Most agricultural crops

Distribution

Worldwide

Damage

Thrips have rasping-sucking mouthparts and feed by rasping the surface of the rapidly growing tissues of the leaves and sucking up the released plant fluid. Thrips cause tiny scars on leaves and fruit, called stippling, which can cause stunted growth. Damaged leaves may become papery and distorted. Infested terminals lose their color, rolled, and drop leaves prematurely.

In beans, thrips causes feeding damage on flowers and young pods.

In onions, they feed under the leaf folds and in the protected inner leaves near the bulb. Leaf scarring is a serious problem on green onions. When the population level is high, thrips can also be found feeding on exposed leaf surfaces.

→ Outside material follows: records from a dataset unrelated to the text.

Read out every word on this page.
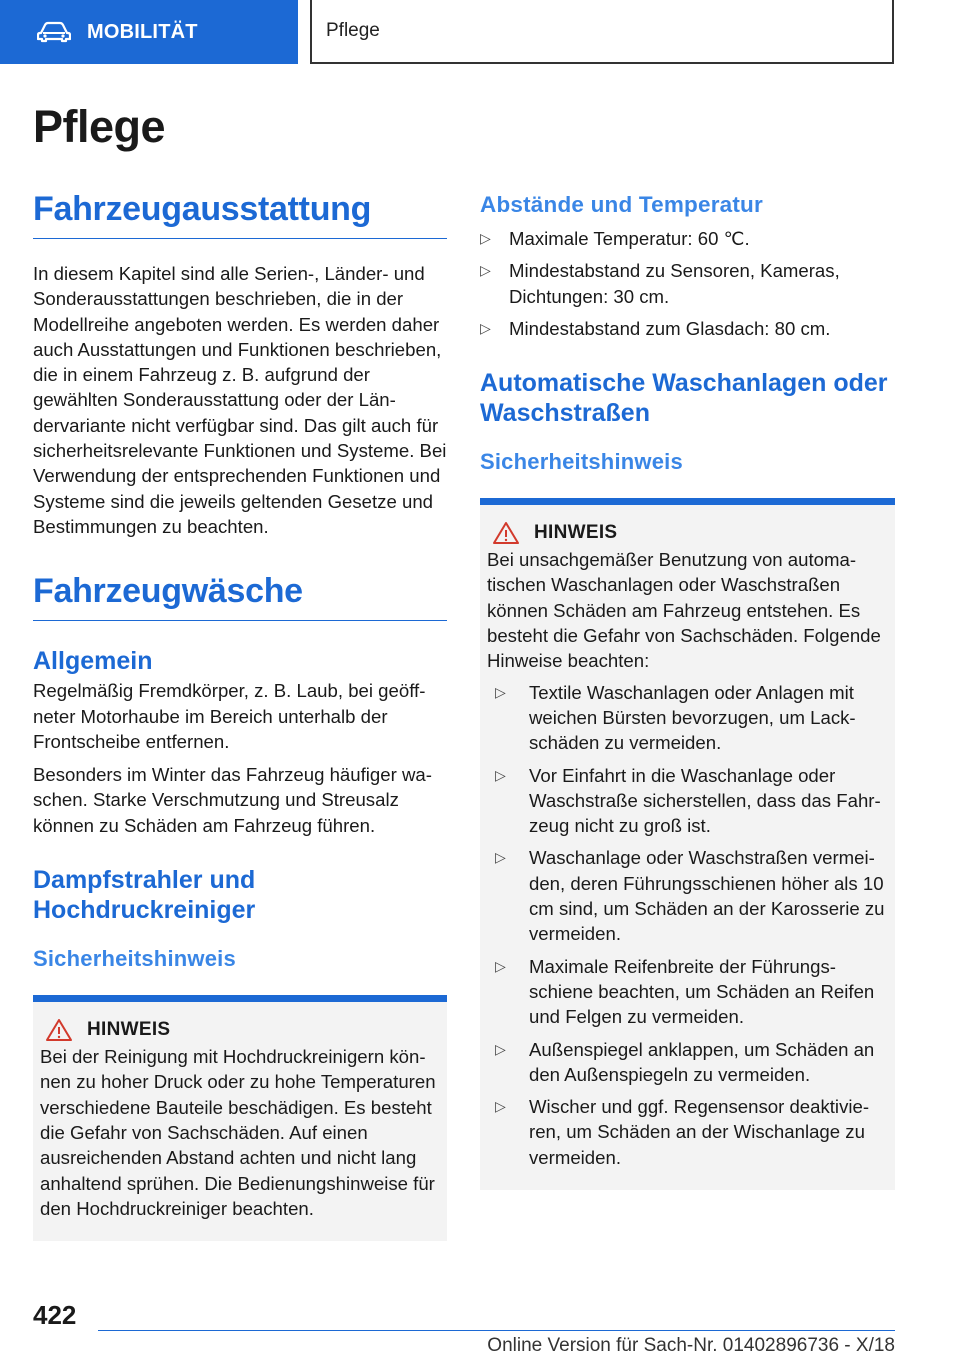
MOBILITÄT	Pflege
Pflege
Fahrzeugausstattung

In diesem Kapitel sind alle Serien-, Länder- und Sonderausstattungen beschrieben, die in der Modellreihe angeboten werden. Es werden daher auch Ausstattungen und Funktionen beschrieben, die in einem Fahrzeug z. B. aufgrund der gewählten Sonderausstattung oder der Ländervariante nicht verfügbar sind. Das gilt auch für sicherheitsrelevante Funktionen und Systeme. Bei Verwendung der entsprechenden Funktionen und Systeme sind die jeweils geltenden Gesetze und Bestimmungen zu beachten.

Fahrzeugwäsche
Allgemein

Regelmäßig Fremdkörper, z. B. Laub, bei geöffneter Motorhaube im Bereich unterhalb der Frontscheibe entfernen.

Besonders im Winter das Fahrzeug häufiger waschen. Starke Verschmutzung und Streusalz können zu Schäden am Fahrzeug führen.

Dampfstrahler und Hochdruckreiniger
Sicherheitshinweis
HINWEIS

Bei der Reinigung mit Hochdruckreinigern können zu hoher Druck oder zu hohe Temperaturen verschiedene Bauteile beschädigen. Es besteht die Gefahr von Sachschäden. Auf einen ausreichenden Abstand achten und nicht lang anhaltend sprühen. Die Bedienungshinweise für den Hochdruckreiniger beachten.

Abstände und Temperatur
▷ Maximale Temperatur: 60 ℃.
▷ Mindestabstand zu Sensoren, Kameras, Dichtungen: 30 cm.
▷ Mindestabstand zum Glasdach: 80 cm.
Automatische Waschanlagen oder Waschstraßen
Sicherheitshinweis
HINWEIS

Bei unsachgemäßer Benutzung von automatischen Waschanlagen oder Waschstraßen können Schäden am Fahrzeug entstehen. Es besteht die Gefahr von Sachschäden. Folgende Hinweise beachten:

▷ Textile Waschanlagen oder Anlagen mit weichen Bürsten bevorzugen, um Lackschäden zu vermeiden.
▷ Vor Einfahrt in die Waschanlage oder Waschstraße sicherstellen, dass das Fahrzeug nicht zu groß ist.
▷ Waschanlage oder Waschstraßen vermeiden, deren Führungsschienen höher als 10 cm sind, um Schäden an der Karosserie zu vermeiden.
▷ Maximale Reifenbreite der Führungsschiene beachten, um Schäden an Reifen und Felgen zu vermeiden.
▷ Außenspiegel anklappen, um Schäden an den Außenspiegeln zu vermeiden.
▷ Wischer und ggf. Regensensor deaktivieren, um Schäden an der Wischanlage zu vermeiden.
422
Online Version für Sach-Nr. 01402896736 - X/18
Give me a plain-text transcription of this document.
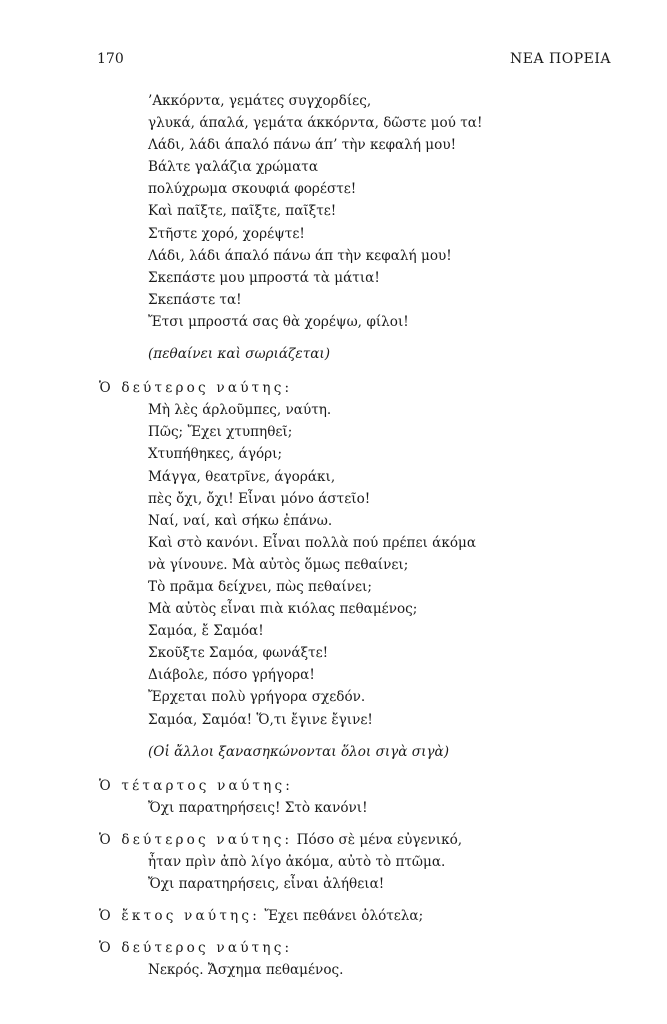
170	ΝΕΑ ΠΟΡΕΙΑ
’Ακκόρντα, γεμάτες συγχορδίες,
γλυκά, άπαλά, γεμάτα άκκόρντα, δῶστε μού τα!
Λάδι, λάδι άπαλό πάνω άπ’ τὴν κεφαλή μου!
Βάλτε γαλάζια χρώματα
πολύχρωμα σκουφιά φορέστε!
Καὶ παῖξτε, παῖξτε, παῖξτε!
Στῆστε χορό, χορέψτε!
Λάδι, λάδι άπαλό πάνω άπ τὴν κεφαλή μου!
Σκεπάστε μου μπροστά τὰ μάτια!
Σκεπάστε τα!
Ἔτσι μπροστά σας θὰ χορέψω, φίλοι!
(πεθαίνει καὶ σωριάζεται)
Ὁ δεύτερος ναύτης:
Μὴ λὲς άρλοῦμπες, ναύτη.
Πῶς; Ἔχει χτυπηθεῖ;
Χτυπήθηκες, άγόρι;
Μάγγα, θεατρῖνε, άγοράκι,
πὲς ὄχι, ὄχι! Εἶναι μόνο άστεῖο!
Ναί, ναί, καὶ σήκω ἐπάνω.
Καὶ στὸ κανόνι. Εἶναι πολλὰ πού πρέπει άκόμα
νὰ γίνουνε. Μὰ αὐτὸς ὅμως πεθαίνει;
Τὸ πρᾶμα δείχνει, πὼς πεθαίνει;
Μὰ αὐτὸς εἶναι πιὰ κιόλας πεθαμένος;
Σαμόα, ἔ Σαμόα!
Σκοῦξτε Σαμόα, φωνάξτε!
Διάβολε, πόσο γρήγορα!
Ἔρχεται πολὺ γρήγορα σχεδόν.
Σαμόα, Σαμόα! Ὅ,τι ἔγινε ἔγινε!
(Οἱ ἄλλοι ξανασηκώνονται ὅλοι σιγὰ σιγὰ)
Ὁ τέταρτος ναύτης:
Ὄχι παρατηρήσεις! Στὸ κανόνι!
Ὁ δεύτερος ναύτης: Πόσο σὲ μένα εὐγενικό,
ἦταν πρὶν ἀπὸ λίγο ἀκόμα, αὐτὸ τὸ πτῶμα.
Ὄχι παρατηρήσεις, εἶναι ἀλήθεια!
Ὁ ἔκτος ναύτης: Ἔχει πεθάνει ὁλότελα;
Ὁ δεύτερος ναύτης:
Νεκρός. Ἄσχημα πεθαμένος.
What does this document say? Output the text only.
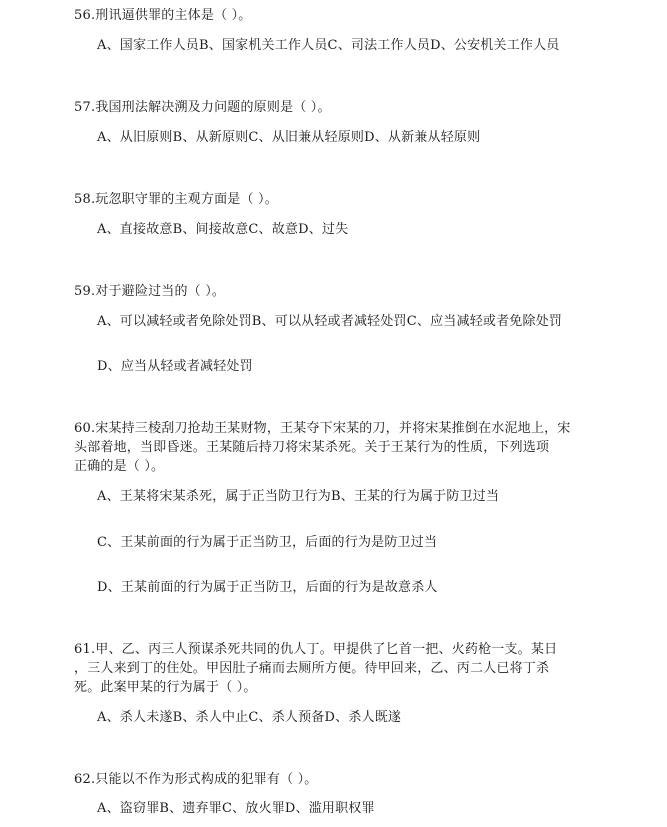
56.刑讯逼供罪的主体是（ ）。
A、国家工作人员B、国家机关工作人员C、司法工作人员D、公安机关工作人员
57.我国刑法解决溯及力问题的原则是（ ）。
A、从旧原则B、从新原则C、从旧兼从轻原则D、从新兼从轻原则
58.玩忽职守罪的主观方面是（ ）。
A、直接故意B、间接故意C、故意D、过失
59.对于避险过当的（ ）。
A、可以减轻或者免除处罚B、可以从轻或者减轻处罚C、应当减轻或者免除处罚
D、应当从轻或者减轻处罚
60.宋某持三棱刮刀抢劫王某财物，王某夺下宋某的刀，并将宋某推倒在水泥地上，宋
头部着地，当即昏迷。王某随后持刀将宋某杀死。关于王某行为的性质，下列选项
正确的是（ ）。
A、王某将宋某杀死，属于正当防卫行为B、王某的行为属于防卫过当
C、王某前面的行为属于正当防卫，后面的行为是防卫过当
D、王某前面的行为属于正当防卫，后面的行为是故意杀人
61.甲、乙、丙三人预谋杀死共同的仇人丁。甲提供了匕首一把、火药枪一支。某日
，三人来到丁的住处。甲因肚子痛而去厕所方便。待甲回来，乙、丙二人已将丁杀
死。此案甲某的行为属于（ ）。
A、杀人未遂B、杀人中止C、杀人预备D、杀人既遂
62.只能以不作为形式构成的犯罪有（ ）。
A、盗窃罪B、遗弃罪C、放火罪D、滥用职权罪
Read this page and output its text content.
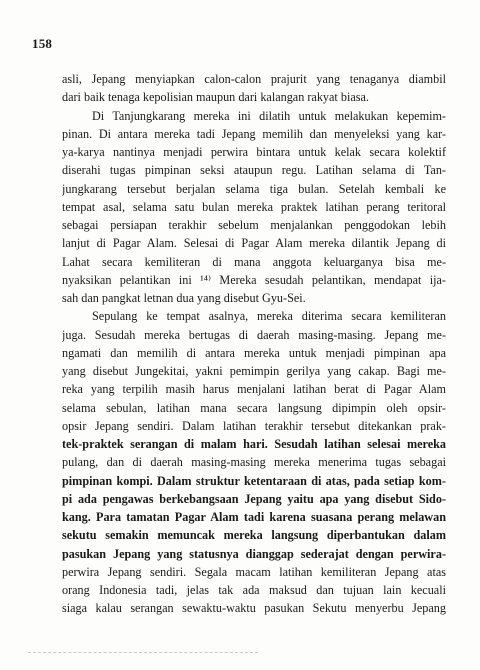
158
asli, Jepang menyiapkan calon-calon prajurit yang tenaganya diambil
dari baik tenaga kepolisian maupun dari kalangan rakyat biasa.
Di Tanjungkarang mereka ini dilatih untuk melakukan kepemim-
pinan. Di antara mereka tadi Jepang memilih dan menyeleksi yang kar-
ya-karya nantinya menjadi perwira bintara untuk kelak secara kolektif
diserahi tugas pimpinan seksi ataupun regu. Latihan selama di Tan-
jungkarang tersebut berjalan selama tiga bulan. Setelah kembali ke
tempat asal, selama satu bulan mereka praktek latihan perang teritoral
sebagai persiapan terakhir sebelum menjalankan penggodokan lebih
lanjut di Pagar Alam. Selesai di Pagar Alam mereka dilantik Jepang di
Lahat secara kemiliteran di mana anggota keluarganya bisa me-
nyaksikan pelantikan ini ¹⁴⁾ Mereka sesudah pelantikan, mendapat ija-
sah dan pangkat letnan dua yang disebut Gyu-Sei.
Sepulang ke tempat asalnya, mereka diterima secara kemiliteran
juga. Sesudah mereka bertugas di daerah masing-masing. Jepang me-
ngamati dan memilih di antara mereka untuk menjadi pimpinan apa
yang disebut Jungekitai, yakni pemimpin gerilya yang cakap. Bagi me-
reka yang terpilih masih harus menjalani latihan berat di Pagar Alam
selama sebulan, latihan mana secara langsung dipimpin oleh opsir-
opsir Jepang sendiri. Dalam latihan terakhir tersebut ditekankan prak-
tek-praktek serangan di malam hari. Sesudah latihan selesai mereka
pulang, dan di daerah masing-masing mereka menerima tugas sebagai
pimpinan kompi. Dalam struktur ketentaraan di atas, pada setiap kom-
pi ada pengawas berkebangsaan Jepang yaitu apa yang disebut Sido-
kang. Para tamatan Pagar Alam tadi karena suasana perang melawan
sekutu semakin memuncak mereka langsung diperbantukan dalam
pasukan Jepang yang statusnya dianggap sederajat dengan perwira-
perwira Jepang sendiri. Segala macam latihan kemiliteran Jepang atas
orang Indonesia tadi, jelas tak ada maksud dan tujuan lain kecuali
siaga kalau serangan sewaktu-waktu pasukan Sekutu menyerbu Jepang
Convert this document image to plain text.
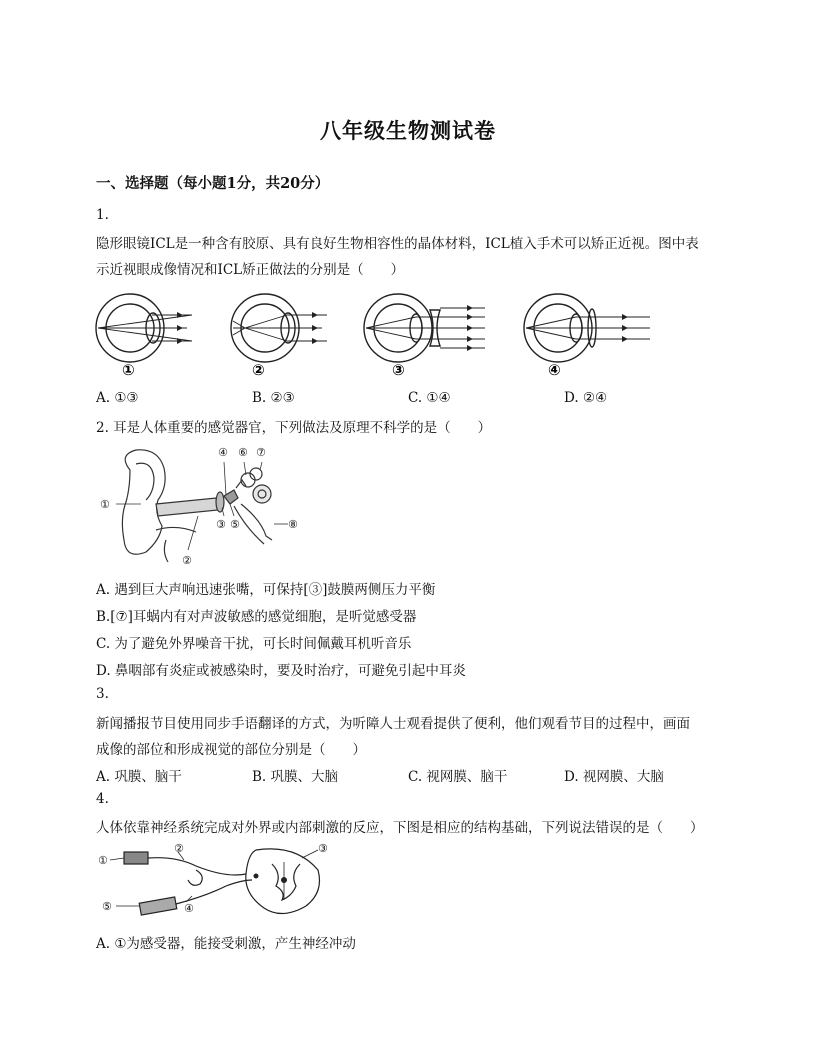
八年级生物测试卷
一、选择题（每小题1分，共20分）
1.
隐形眼镜ICL是一种含有胶原、具有良好生物相容性的晶体材料，ICL植入手术可以矫正近视。图中表
示近视眼成像情况和ICL矫正做法的分别是（　　）
①	②	③	④
A. ①③	B. ②③	C. ①④	D. ②④
2. 耳是人体重要的感觉器官，下列做法及原理不科学的是（　　）
①
②
③
④
⑤
⑥ ⑦
⑧
A. 遇到巨大声响迅速张嘴，可保持[③]鼓膜两侧压力平衡
B.[⑦]耳蜗内有对声波敏感的感觉细胞，是听觉感受器
C. 为了避免外界噪音干扰，可长时间佩戴耳机听音乐
D. 鼻咽部有炎症或被感染时，要及时治疗，可避免引起中耳炎
3.
新闻播报节目使用同步手语翻译的方式，为听障人士观看提供了便利，他们观看节目的过程中，画面
成像的部位和形成视觉的部位分别是（　　）
A. 巩膜、脑干	B. 巩膜、大脑	C. 视网膜、脑干	D. 视网膜、大脑
4.
人体依靠神经系统完成对外界或内部刺激的反应，下图是相应的结构基础，下列说法错误的是（　　）
①
②	③
④
⑤
A. ①为感受器，能接受刺激，产生神经冲动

Both adults and nymphs cause damage. When foliage is severely damaged, the entire field takes on a silvery appearance.

In rice, the feeding damage causes tearing of the plant tissues. The damaged leaves are having silvery streaks or yellowish patches and curled from the margin to the middle. Infested panicle causes unfilled grains.

Thrips are vectors of the tomato spotted leaf virus.

Description

The egg is very tiny and is impossible to see. A single egg is 0.25 mm long and 0.1 mm wide. It is white when freshly laid and turns pale yellow toward maturation.

The nymph is elongated, elliptical, slender, and is pale-yellow in color. It is very small from 0.5-1.2 mm in size. Its eyes have darker coloration and are easy to see. Immature thrips do not have wings.

The pupa appears as an intermediate form between the nymph and the adult. It has short wing buds that are not functional. At this stage, they do not do any damage to the plant.

The adult has a slender small body, yellowish to dark-brown in color, and is cigar-shaped. It is 1-2 mm long with a well-pronounced 5-8 segmented antennae. It can exist in two forms, winged or wingless. The winged form has two pairs of elongated narrow wings which are fringed with long hairs.

Female thrips can reproduce both sexually and asexually.